Emily Y. Chew
Patients who took aspirin in either Age-Related Eye Disease Study did not show significant associations with progression to late age-related macular degeneration.
“We found no association of aspirin use with the progression to late AMD, either neovascular or geographic atrophy. We feel that patients who have AMD need not to avoid aspirin when medically indicated,” study co-author Emily Y. Chew, MD, told Healio/OSN.
Researchers analyzed the potential association between aspirin use and AMD progression in two prospective cohort studies within two controlled clinical trials. The analysis included AREDS participants aged 55 to 80 years and AREDS2 participants aged 50 to 85 years.

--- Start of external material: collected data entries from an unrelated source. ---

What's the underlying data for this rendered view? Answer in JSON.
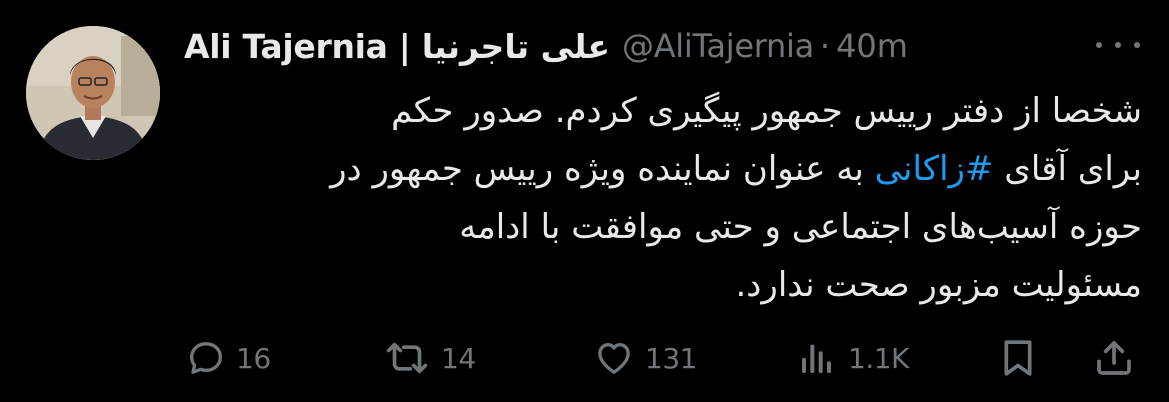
{
  "author": {
    "display_name": "Ali Tajernia | علی تاجرنیا",
    "handle": "@AliTajernia",
    "separator": "·",
    "time": "40m"
  },
  "tweet": {
    "line1": "شخصا از دفتر رییس جمهور پیگیری کردم. صدور حکم",
    "line2_before": "برای آقای ",
    "line2_hashtag": "#زاکانی",
    "line2_after": " به عنوان نماینده ویژه رییس جمهور در",
    "line3": "حوزه آسیب‌های اجتماعی و حتی موافقت با ادامه",
    "line4": "مسئولیت مزبور صحت ندارد."
  },
  "actions": {
    "replies": "16",
    "retweets": "14",
    "likes": "131",
    "views": "1.1K"
  },
  "icons": {
    "more": "more-horizontal-icon",
    "reply": "reply-icon",
    "retweet": "retweet-icon",
    "like": "heart-icon",
    "views": "views-icon",
    "bookmark": "bookmark-icon",
    "share": "share-icon"
  },
  "colors": {
    "background": "#000000",
    "text": "#e7e9ea",
    "secondary": "#71767b",
    "hashtag": "#1d9bf0"
  }
}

Of the 1,049 AREDS participants who took aspirin, 975 were matched by propensity score with 975 AREDS participants who did not take aspirin. Of the 1,950 matched participants, 454 progressed to late AMD, 345 progressed to geographic atrophy, and 278 progressed to neovascular AMD over a median follow-up of 10.1 years.
Of the 1,198 AREDS2 participants who took aspirin, 847 were matched by propensity score with 847 AREDS2 participants who did not take aspirin. Of the 1,694 matched participants, 643 progressed to late AMD, 402 progressed to geographic atrophy, and 341 progressed to neovascular AMD over a median follow-up of 5 years.
The researchers compared hazard ratios of progression in quintile 5, the highest propensity for aspirin use, vs. quintiles 2, 3 and 4, with quintile 1, the lowest propensity for aspirin use, used as the reference quintile. No significant associations with progression were found in quintile 2 through 5 for any of the three outcomes in either of the studies. – by Robert Linnehan
Disclosures: The authors report no relevant financial disclosures.